Demóstenes é amigo do peito de contraventor, descobre PF


“Somos só amigos”, disse o líder do Dem
Bicheiro importou cozinha dos EUA para presentear o probo Demóstenes
Polícia Federal registra 298 ligações telefônicas entre corda e caçamba
A PF detectou que o senador Demóstenes Torres (Dem-GO) mantinha profundas ligações com o bicheiro e contraventor, Carlos Cachoeira, que comandava um esquema de jogos de azar há dezessete anos. A Operação da PF, através de escutas telefônicas autorizadas pela Justiça, descobriu que o líder do Dem no Senado trocou 298 telefonemas com o bicheiro e que o contraventor também presenteou Demóstenes com uma cozinha importada dos EUA, no valor de US$ 27 mil (cerca de R$ 46,7 mil). “Sou amigo dele há anos. Pensei que ele tivesse abandonado o crime”, disse Demóstenes candidamente.
“Sou amigo dele há anos”, admitiu o líder do Dem, que trocou 298 telefonemas com o bicheiro
O senador Demóstenes Torres (Dem-GO) foi flagrado pela Polícia Federal em profundas ligações com o bicheiro e contraventor, Carlos Augusto Ramos, conhecido como Carlos Cachoeira, mafioso que comandava um esquema de jogos de azar há dezessete anos.

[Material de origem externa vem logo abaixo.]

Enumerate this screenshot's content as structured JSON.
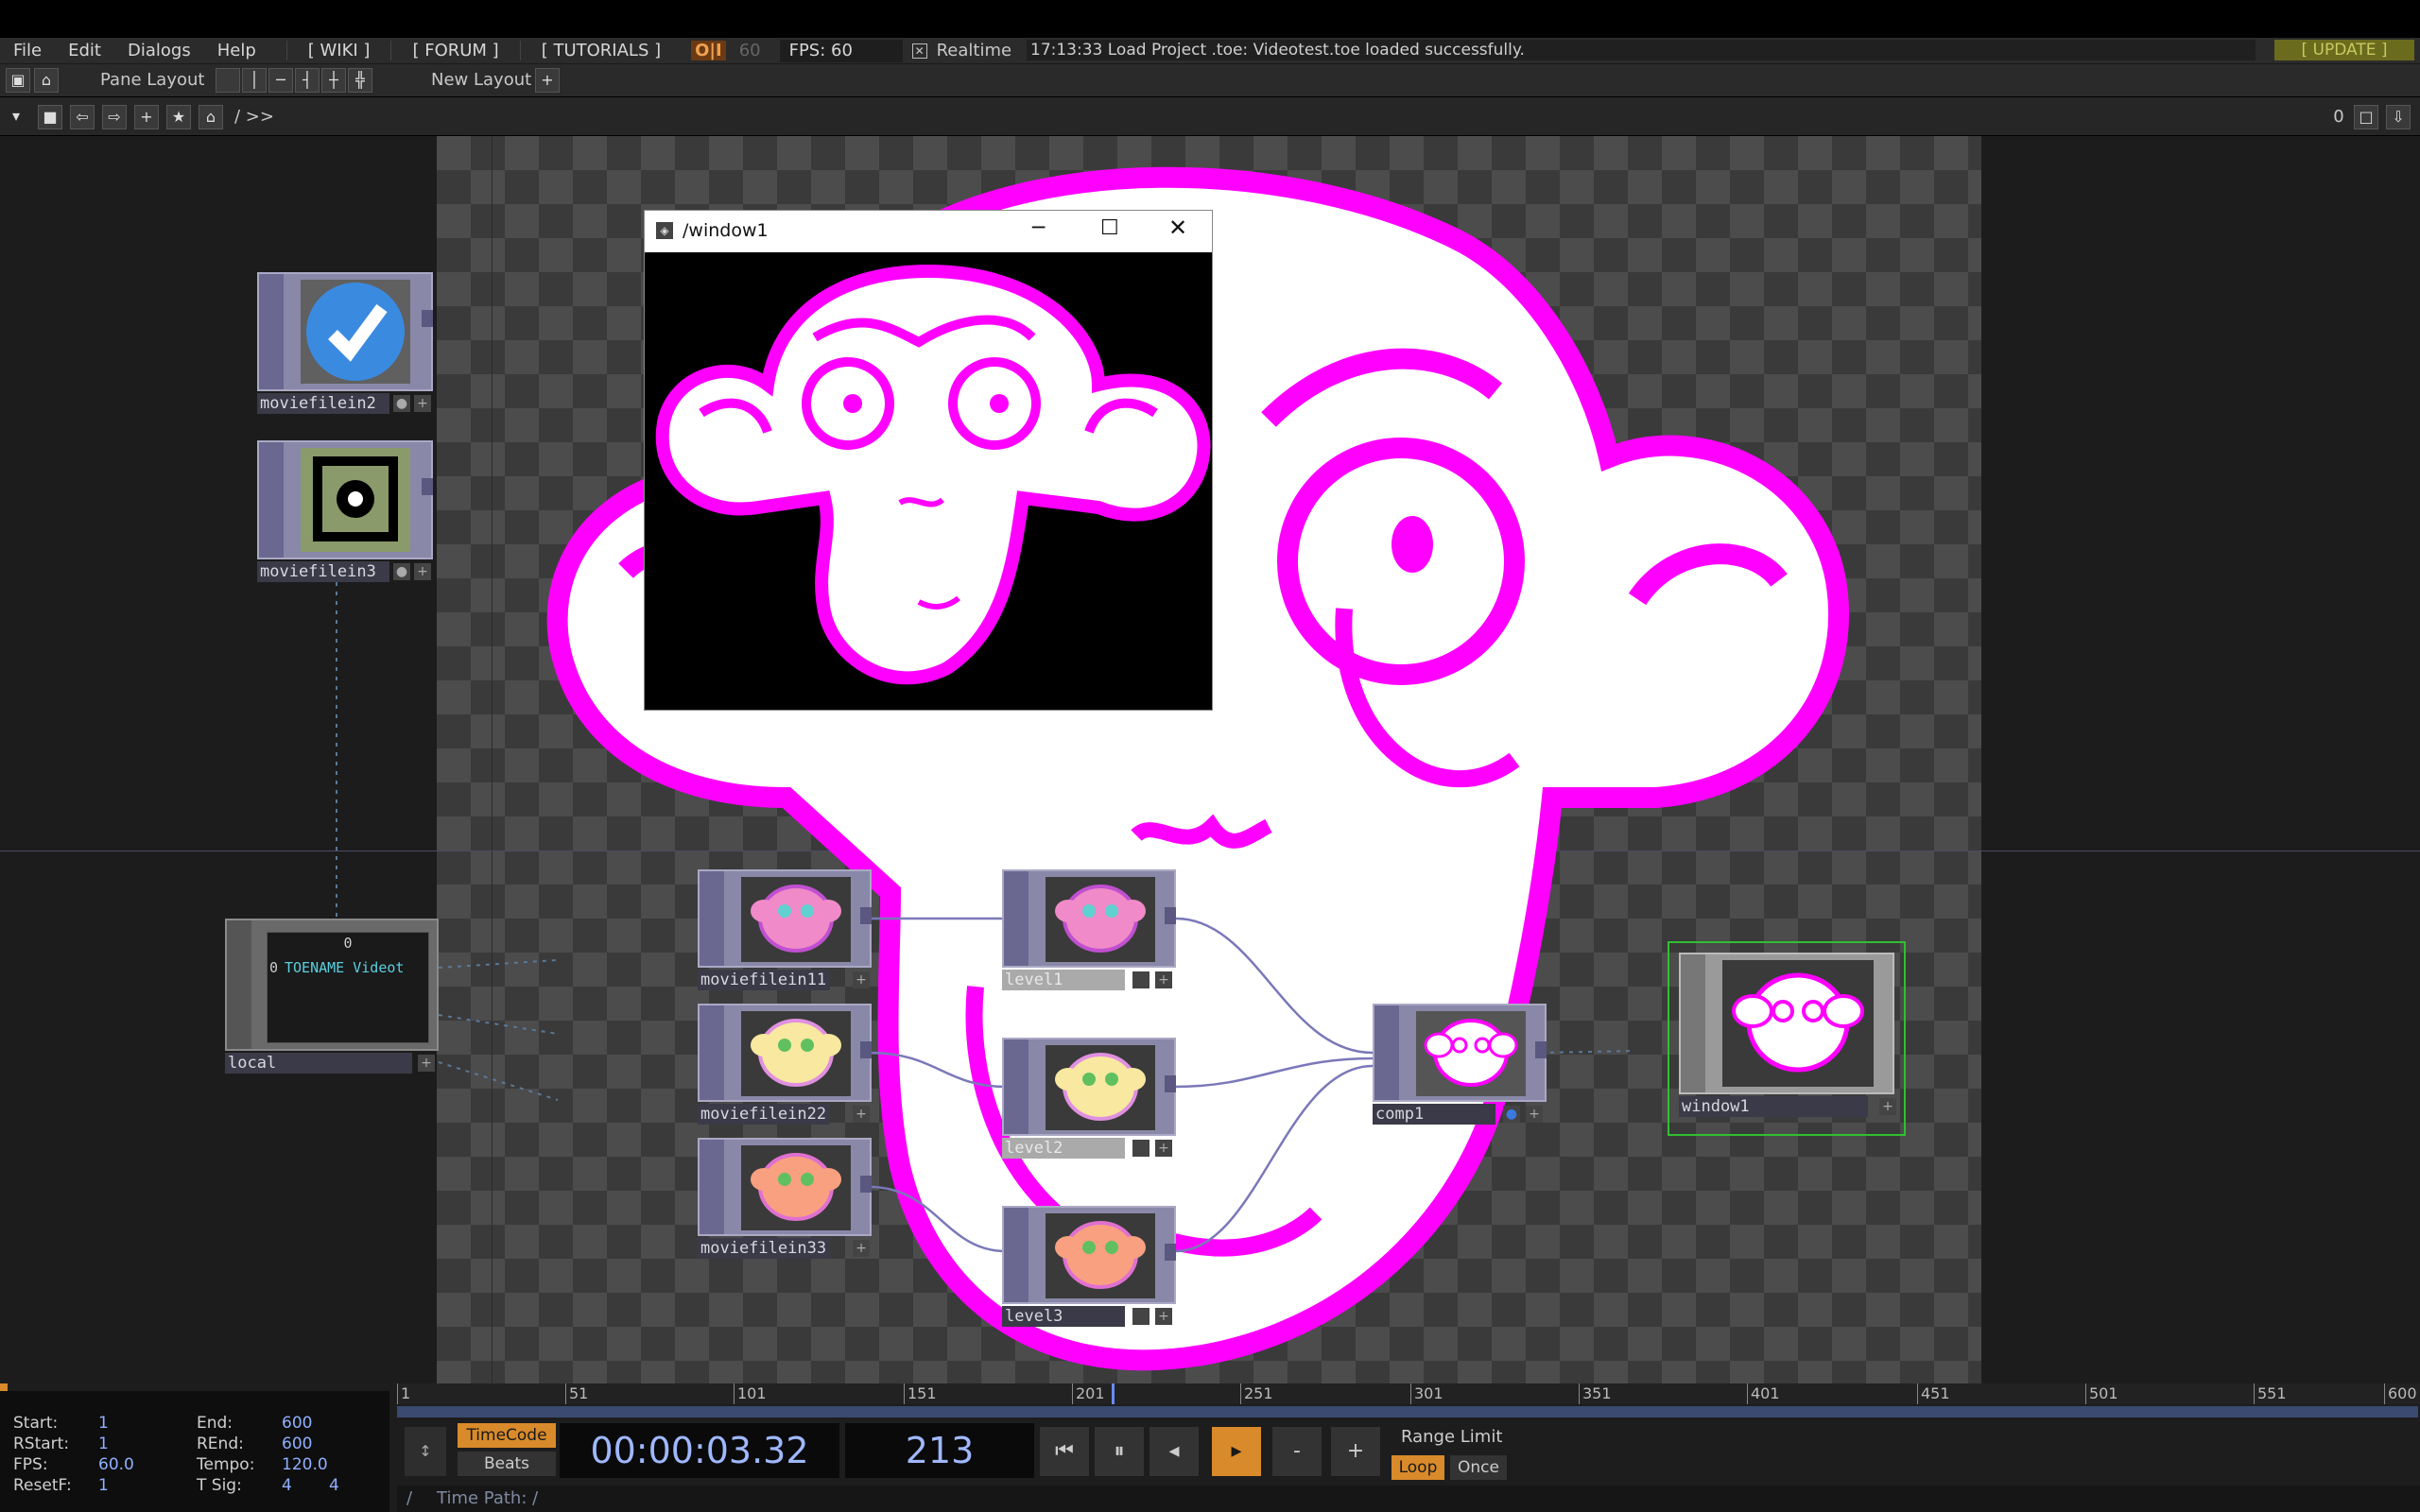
{
  "menu": {
    "items": [
      "File",
      "Edit",
      "Dialogs",
      "Help"
    ],
    "links": [
      "[ WIKI ]",
      "[ FORUM ]",
      "[ TUTORIALS ]"
    ],
    "oi": "O|I",
    "fps_dim": "60",
    "fps_label": "FPS:  60",
    "realtime_label": "Realtime",
    "status": "17:13:33 Load Project .toe: Videotest.toe loaded successfully.",
    "update": "[ UPDATE ]"
  },
  "panebar": {
    "pane_layout": "Pane Layout",
    "new_layout": "New Layout"
  },
  "pathbar": {
    "path": "/ >>",
    "right_value": "0"
  },
  "window": {
    "title": "/window1"
  },
  "nodes": {
    "moviefilein2": "moviefilein2",
    "moviefilein3": "moviefilein3",
    "local": "local",
    "local_text_top": "0",
    "local_text_row_num": "0",
    "local_text_row": "TOENAME Videot",
    "moviefilein11": "moviefilein11",
    "moviefilein22": "moviefilein22",
    "moviefilein33": "moviefilein33",
    "level1": "level1",
    "level2": "level2",
    "level3": "level3",
    "comp1": "comp1",
    "window1": "window1"
  },
  "timeline": {
    "info": {
      "start_label": "Start:",
      "start": "1",
      "end_label": "End:",
      "end": "600",
      "rstart_label": "RStart:",
      "rstart": "1",
      "rend_label": "REnd:",
      "rend": "600",
      "fps_label": "FPS:",
      "fps": "60.0",
      "tempo_label": "Tempo:",
      "tempo": "120.0",
      "resetf_label": "ResetF:",
      "resetf": "1",
      "tsig_label": "T Sig:",
      "tsig_a": "4",
      "tsig_b": "4"
    },
    "ruler_ticks": [
      "1",
      "51",
      "101",
      "151",
      "201",
      "251",
      "301",
      "351",
      "401",
      "451",
      "501",
      "551",
      "600"
    ],
    "timecode_btn": "TimeCode",
    "beats_btn": "Beats",
    "timecode": "00:00:03.32",
    "frame": "213",
    "range_limit": "Range Limit",
    "loop": "Loop",
    "once": "Once",
    "time_path_slash": "/",
    "time_path": "Time Path: /"
  },
  "colors": {
    "magenta": "#ff00ff",
    "node_purple": "#8a88a8",
    "accent_orange": "#d98a2a",
    "timecode_blue": "#9fb8ff"
  }
}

A Operação Monte Carlo, da PF, através de escutas telefônicas autorizadas pela Justiça, descobriu que o líder do Dem no Senado trocou 298 telefonemas com o bicheiro entre fevereiro e agosto de 2011, como mostram as transcrições das gravações feitas pela investigação federal.
E as descobertas da PF não ficaram apenas nas inexplicáveis e suspeitíssimas 1,4 ligações diárias em média do senador para o criminoso. As conversas telefônicas revelaram que o contraventor também presenteou o paladino da moralidade com uma cozinha importada dos EUA no valor de US$ 27 mil (cerca de R$ 46,7 mil). O singelo presente seria de uma marca conhecida por equipar a cozinha da Casa Branca. Além do vultoso agrado a Demóstenes, o bicheiro, que há anos não tinha seus negócios incomodados em Goiás, presenteou também o prefeito de Águas de Goiás, Geraldo Messias (PP) e sua esposa, com uma viagem para Las Vegas, com tudo pago.
Em um singelo e cândido pronunciamento da tribuna do Senado, feito na terça-feira (6), Demóstenes Torres jurou que achava que “o amigo tinha se regenerado”. “Sou amigo dele há anos. Pensei que ele tivesse abandonado o crime”. “Depois do escândalo Waldomiro Diniz, eu pensei que ele tivesse abandonado a contravenção, e se dedicasse apenas a negócios legais”, disse candidamente o senador, que há dez anos posa na Casa como se fosse o único honesto e ético na face da terra. “Aí fora eu não sei, mas aqui em Goiás ele é um empresário de sucesso, muito simpático, com trânsito em vários setores”, afiançou o líder do Dem. “Para mim, foi uma surpresa as revelações feitas por essa operação da Polícia Federal”. E sobre o presente recebido do contraventor, ele tentou convencer os senadores que “foi apenas um presente de casamento”. “Não perguntei o preço por uma questão de educação”, acrescentou, como se fosse isso o que que está em questão.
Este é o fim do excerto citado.